At our church, they recently implemented a new change, namely, not ringing any bell’s throughout the liturgy, i.e at the time of consecration, at the elevation of the body and blood of Christ. This seem’s improper. Does the pastor or Bishop has the authority to make such changes with the mass? Are there not general guidelines to follow? How should we go about correcting this situation, we are from the Diocese of Erie and it may be coming from the Bishop?
The bells are optional. I love the bells and am very happy that my pastor returned them when he came. It’s unfortunate that they are being surpressed in your parish. I hope it’s not coming from the bishop.
When it happened at our parish, it was because we had a new pastor. When one of the altar servers asked him why we didn’t have bells any more (none of the rest of us were brave enough to ask), he simply said that using the bells was an option that he did not wish to exercise.
I missed the bells at first, but no longer. His consecration is so reverent, so solemn, so beautiful that it gives me goosebumps much of the time.
Our parish just recently decided to go back to ringing the bells, and I really appreciate it.
Perhaps the change took place at the beginning of Lent? That might be the reason…
You should ask your pastor about it, though. We can give guesses here, but we don’t know the reason for sure: your pastor does.
Sometimes to NOT have it is better than having it…
Tell me, folks, how can you become reverent during the consecration if what you hear is not ringings but KLOK… KLOK…KLOK, KLOK…KLOK…KLOK, …:eek:
I almost burst into laughter when I first heard it. “What the heck was that?” Ahhhh…:banghead:
I love the bells
A few months ago one of the alterboys started to ring the bells at the consecration and something broke - the bells individually went bouncing down the steps and across the front of the church.
We once had a pastor who stopped the ringing of the bells, saying that he found the ringing to be a distraction.
I was happy to see their return with the new pastor.
Thanks everyone. I guess I had hoped it wasn’t an option. We were just told that in the latin mass it was necessary because everyone could always folllow the mass, but now that it is in the vernacular it isn’t necessary. I obviously disagree.
Ouch. You would rather your parish was being disobedient? I’d much rather know my pastor was choosing an option I didn’t care for than disobeying the directives.
I disagree too. The ringing of bells during the epiclesis and at the elevations of the Sacred Host and Chalice is a laudable custom which, in my opinion, should be retained. However, it is up to each celebrant to decide whether to include it or not.
He very well may have just discontinued their use during Lent.

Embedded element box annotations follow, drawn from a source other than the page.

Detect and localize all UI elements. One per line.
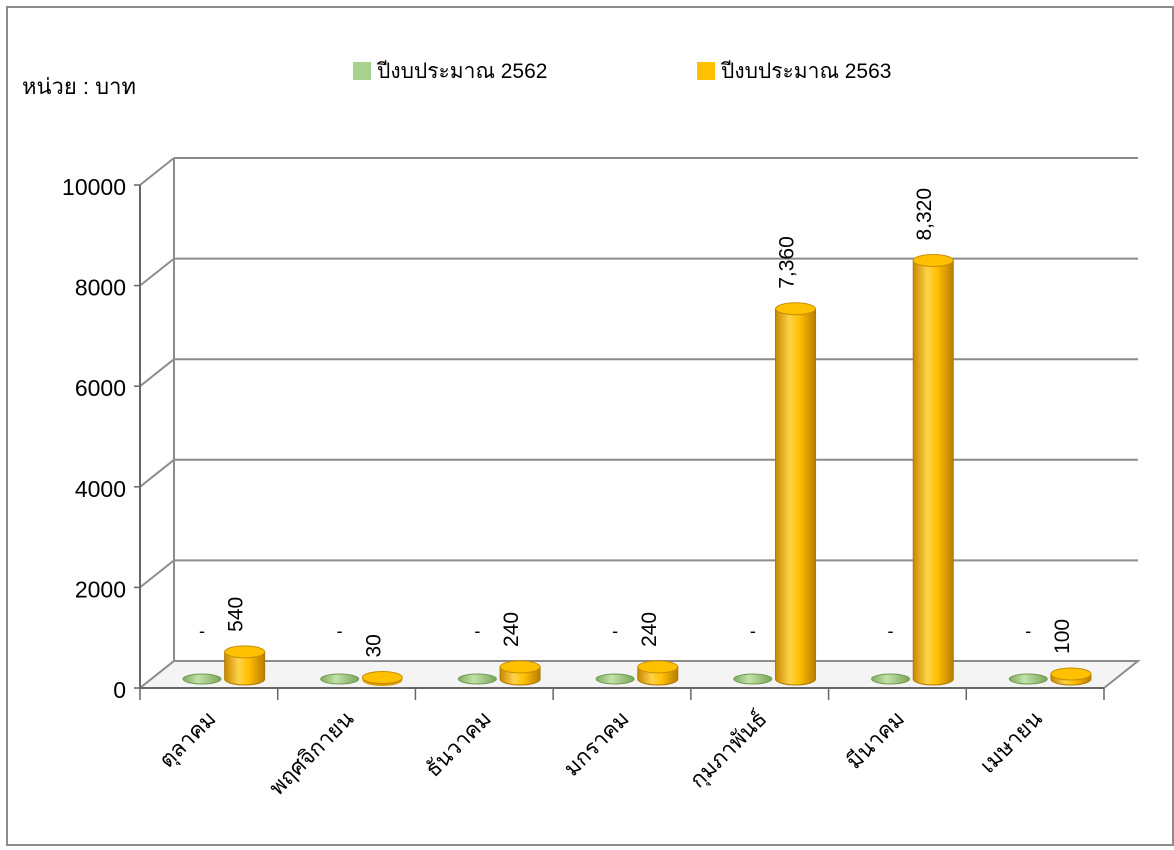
legend-swatch <box>353 62 371 80</box>
data-label-2562: - <box>612 621 618 641</box>
data-label-2563: 540 <box>225 597 248 632</box>
y-tick-label: 0 <box>113 677 126 703</box>
bar-2563-top <box>1050 667 1092 681</box>
bar-2563-top <box>499 660 541 674</box>
x-category-label: เมษายน <box>975 706 1047 778</box>
bar-2563 <box>637 660 679 686</box>
x-category-label: มีนาคม <box>841 706 909 774</box>
bar-2563 <box>499 660 541 686</box>
bar-2563 <box>1050 667 1092 686</box>
data-label-2563: 100 <box>1051 619 1074 654</box>
bar-2563-top <box>912 254 954 268</box>
x-category-label: ธันวาคม <box>420 706 496 782</box>
gridline-diagonal <box>139 157 175 186</box>
data-label-2563: 30 <box>362 634 385 657</box>
bar-2563-top <box>224 645 266 659</box>
legend-swatch <box>697 62 715 80</box>
bar-2563 <box>361 670 403 686</box>
chart-frame <box>6 6 1174 846</box>
legend-label: ปีงบประมาณ 2563 <box>720 60 891 83</box>
y-tick-label: 4000 <box>75 476 126 502</box>
bars-layer <box>182 254 1092 686</box>
data-label-2562: - <box>474 621 480 641</box>
x-category-label: พฤศจิกายน <box>264 706 358 800</box>
y-tick-label: 8000 <box>75 275 126 301</box>
bar-2563-body <box>775 308 817 686</box>
axes-layer <box>134 184 1141 700</box>
bar-2563-top <box>361 670 403 684</box>
data-label-2562: - <box>888 621 894 641</box>
x-category-label: มกราคม <box>559 706 634 781</box>
data-label-2563: 240 <box>638 612 661 647</box>
gridline-diagonal <box>139 358 175 387</box>
bar-2562 <box>457 673 497 685</box>
gridline-diagonal <box>139 459 175 488</box>
y-tick-label: 10000 <box>62 174 126 200</box>
data-label-2562: - <box>199 621 205 641</box>
bar-2562 <box>871 673 911 685</box>
x-category-label: ตุลาคม <box>154 706 221 773</box>
bar-2562 <box>733 673 773 685</box>
data-label-2563: 240 <box>500 612 523 647</box>
bar-2563 <box>775 302 817 686</box>
bar-2563-body <box>912 260 954 686</box>
data-label-2563: 8,320 <box>913 188 936 241</box>
bar-2562 <box>1008 673 1048 685</box>
gridline-diagonal <box>139 559 175 589</box>
data-label-2563: 7,360 <box>776 236 799 289</box>
grid-layer <box>139 157 1138 689</box>
bar-2563-top <box>637 660 679 674</box>
x-category-label: กุมภาพันธ์ <box>685 706 772 793</box>
bar-2562 <box>182 673 222 685</box>
unit-label: หน่วย : บาท <box>22 74 136 99</box>
bar-2562 <box>595 673 635 685</box>
y-tick-label: 6000 <box>75 375 126 401</box>
legend-label: ปีงบประมาณ 2562 <box>376 60 547 83</box>
data-label-2562: - <box>337 621 343 641</box>
gridline-diagonal <box>139 257 175 287</box>
bar-2563 <box>912 254 954 686</box>
bar-2563-body <box>224 651 266 686</box>
data-label-2562: - <box>1025 621 1031 641</box>
bar-2563-top <box>775 302 817 316</box>
data-label-2562: - <box>750 621 756 641</box>
bar-2563 <box>224 645 266 686</box>
y-tick-label: 2000 <box>75 576 126 602</box>
bar-2562 <box>320 673 360 685</box>
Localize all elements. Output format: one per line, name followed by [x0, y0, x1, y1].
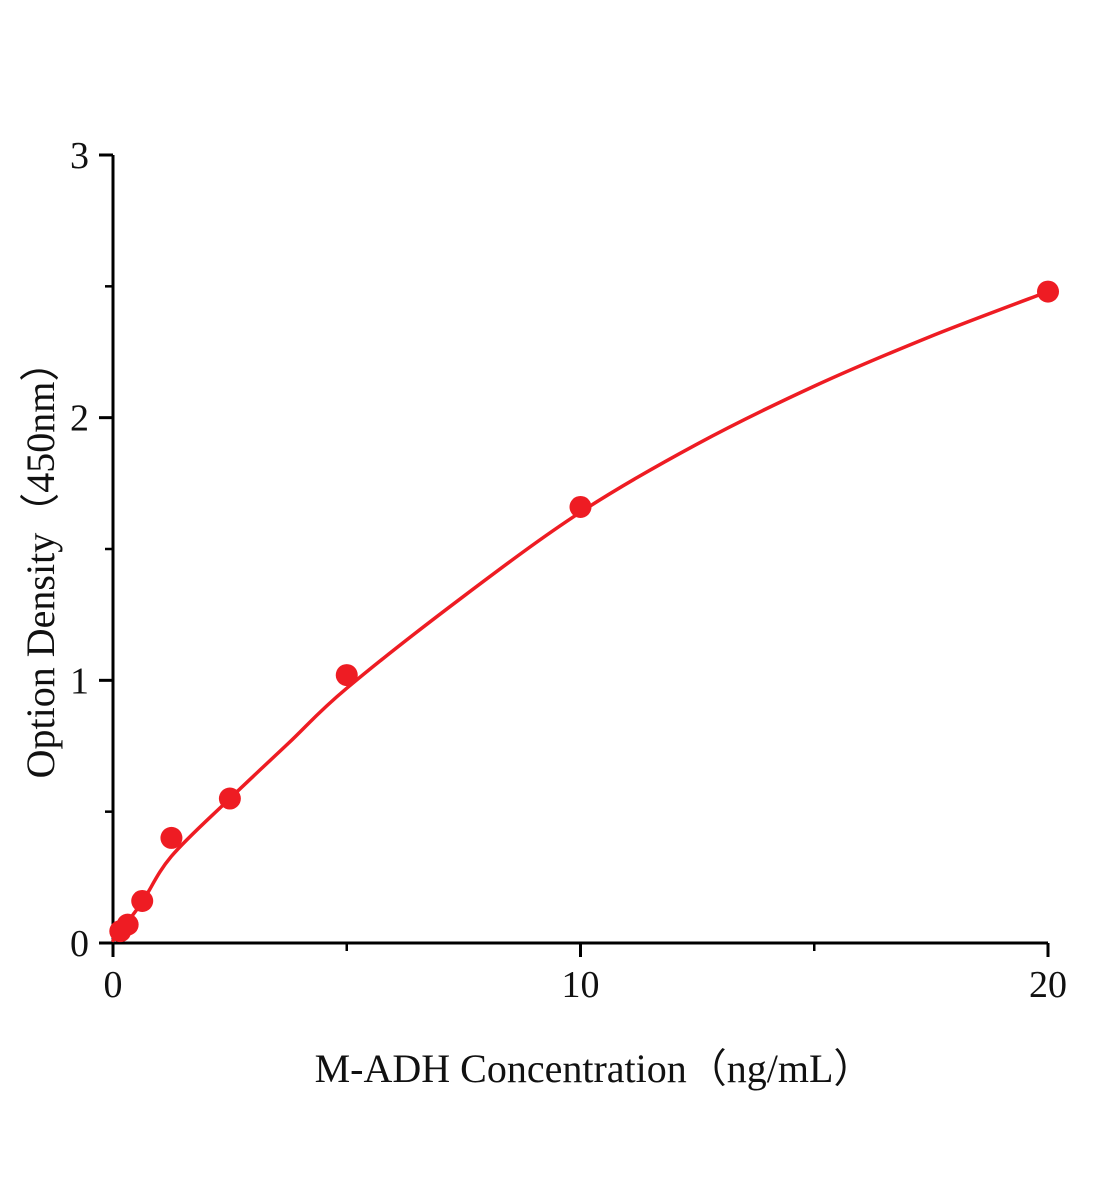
- data-point: [218, 787, 241, 810]
- y-axis-title: Option Density（450nm）: [18, 341, 63, 779]
- y-tick-label: 2: [70, 398, 89, 440]
- axes: [111, 155, 1048, 945]
- x-tick-label: 20: [1029, 964, 1067, 1006]
- y-tick-label: 0: [70, 923, 89, 965]
- y-tick-label: 3: [70, 135, 89, 177]
- x-axis-title: M-ADH Concentration（ng/mL）: [314, 1046, 874, 1091]
- x-tick-label: 10: [562, 964, 600, 1006]
- data-point: [116, 913, 139, 936]
- data-point: [569, 495, 592, 518]
- data-point: [1037, 280, 1059, 303]
- fit-curve: [111, 289, 1050, 943]
- x-tick-label: 0: [104, 964, 123, 1006]
- data-point: [160, 826, 183, 849]
- y-tick-label: 1: [70, 660, 89, 702]
- data-point: [335, 664, 358, 687]
- data-point: [131, 889, 154, 912]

There is that possibility that the practice was discontinued during Lent. My parish did that one year.
The bells are optional, however as stated above. My parish started using them when a member of the parish council asked our pastor if he could use them during the Mass. He said he would, and we use them at every Mass. However, we have that problem with altar servers not ringing the bells hard enough, or ringing them the wrong way. I think the sacristan should tell them/show them how to ring it the right way so it sounds pleasant and loud. I know some people get aggravated if they aren’t rung the right way, or aren’t loud enough.
I remember as an altar server having to ring the bells. But let us not get ahead of ourselves here. The Mass is about Jesus not the bells.
What I like about bells, is they are near impossible to mess up. Any kid old enough to serve can learn how to shake something. And at the same time, when done right, and with nice bells, they sound beautiful.
Also, bells aren’t entirely useless in a vernacular Mass. For example, I have taken to the custom of making a profound bow during consecration (while kneeling, I bow my head as far as possible without it hitting the pew in front of me). However, the elevation of the Eucharist was put into the Mass so that people could see and adore the consecrated Host and Chalice. So at this point, I look up. With bells, I simply look up when the bells ring (especially easy when done in the 1+1(or 3)+1 way, with the first at the bow, the second at the elevation, third at the genuflection). Without bells, I have to just time it right to make sure I look up before the priest lowers the host. This may seem like a nonproblem, but when some priests pause for 5 minutes before elevation, and others go right into it, its hard to judge sometimes.
However it has also been noted here that, even if your pastor did not get rid of this, the bells should stop being rung after Holy Thursday’s Gloria, at which time they may be replaced with a wooden clapper, until the Easter Vigil’s Gloria.